No passeio entre os vários jardins, deste festival, os títulos de cada um, como um cartão de visita, vão recentrando os nossos sentidos. Expressões como as do jardim Religare, sugerindo o conceito clássico de religião: aquilo que nos liga ao divino; o Criador ligado à criatura e a criatura em movimento de procura pelo Criador, para se religar, num movimento de relação. Dito de forma tão sublime, como St Agostinho o fez: “Criastes-nos para Vós, Senhor, e o nosso coração não descansa enquanto não repousa em Vós”.
Ou, num outro jardim, cujo título: Peregrinação, como que remete o ser humano para a sua própria questão: o que é o homem, se não, um peregrino? E uma das respostas tem sido dada, de forma quase imediata: peregrinar é rezar com os pés; porque procurar é pôr-se a caminho, desejando um encontro. A prática ancestral da peregrinação continua bastante ativa nos nossos dias. Desde as conhecidas peregrinações a S. Tiago de Compostela que unem, no caminho, peregrinos crentes e não crentes, dos quatro pontos cardeais do mundo, até aos peregrinos dos caminhos de Fátima. A dimensão deste mistério, presente nas peregrinações, cuja conotação enigmática, nem sempre bem explicada, não significa qualquer realidade obscura, mas um convite à imersão na realidade que nos transcende. Só conheceremos se nos dispomos a caminhar. Mistério é participação, é mergulhar na água do jardim e experimentar, sem receios, tudo o que ele é.
Não creio que alguém se terá esquecido de dizer-nos, durante o nosso processo de crescimento e formação (holística), como pessoas, que é tão importante a espiritualidade, como a matemática, a gramática e a educação física, mas suspeito que ela, a primeira, é bem mais importante.

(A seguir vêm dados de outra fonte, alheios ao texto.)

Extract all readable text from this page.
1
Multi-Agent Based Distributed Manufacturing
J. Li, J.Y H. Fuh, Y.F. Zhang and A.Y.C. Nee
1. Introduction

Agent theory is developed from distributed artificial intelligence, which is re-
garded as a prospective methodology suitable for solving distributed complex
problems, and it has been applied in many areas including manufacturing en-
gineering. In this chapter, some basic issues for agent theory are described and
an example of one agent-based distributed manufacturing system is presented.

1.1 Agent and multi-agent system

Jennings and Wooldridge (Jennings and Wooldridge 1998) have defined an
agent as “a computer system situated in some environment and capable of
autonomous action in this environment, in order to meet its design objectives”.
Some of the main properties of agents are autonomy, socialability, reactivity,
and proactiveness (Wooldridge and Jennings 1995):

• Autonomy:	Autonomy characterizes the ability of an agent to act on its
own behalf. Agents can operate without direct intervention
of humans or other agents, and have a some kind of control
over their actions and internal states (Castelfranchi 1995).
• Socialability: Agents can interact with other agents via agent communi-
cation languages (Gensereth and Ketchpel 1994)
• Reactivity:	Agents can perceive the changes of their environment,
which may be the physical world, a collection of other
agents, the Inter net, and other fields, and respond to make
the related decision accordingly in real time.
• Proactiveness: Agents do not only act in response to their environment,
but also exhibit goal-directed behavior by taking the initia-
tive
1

Ao longo dos anos o espaço das nossas cidades, foram dando lugar a jardins e parques urbanos, naturais, verdes, ecológicos, pedagógicos, etc.. Um dos jardins, deste referido festival, assume o título programático de jardim do Diálogo. Diríamos que é como que uma síntese desejada das várias notas, elementos e sugestões de todos os jardins deste festival: que as religiões se concretizem em espaços e tempos de encontro e diálogo, intra e inter-religiosos, onde valores como o diálogo para a paz se tornem realidade.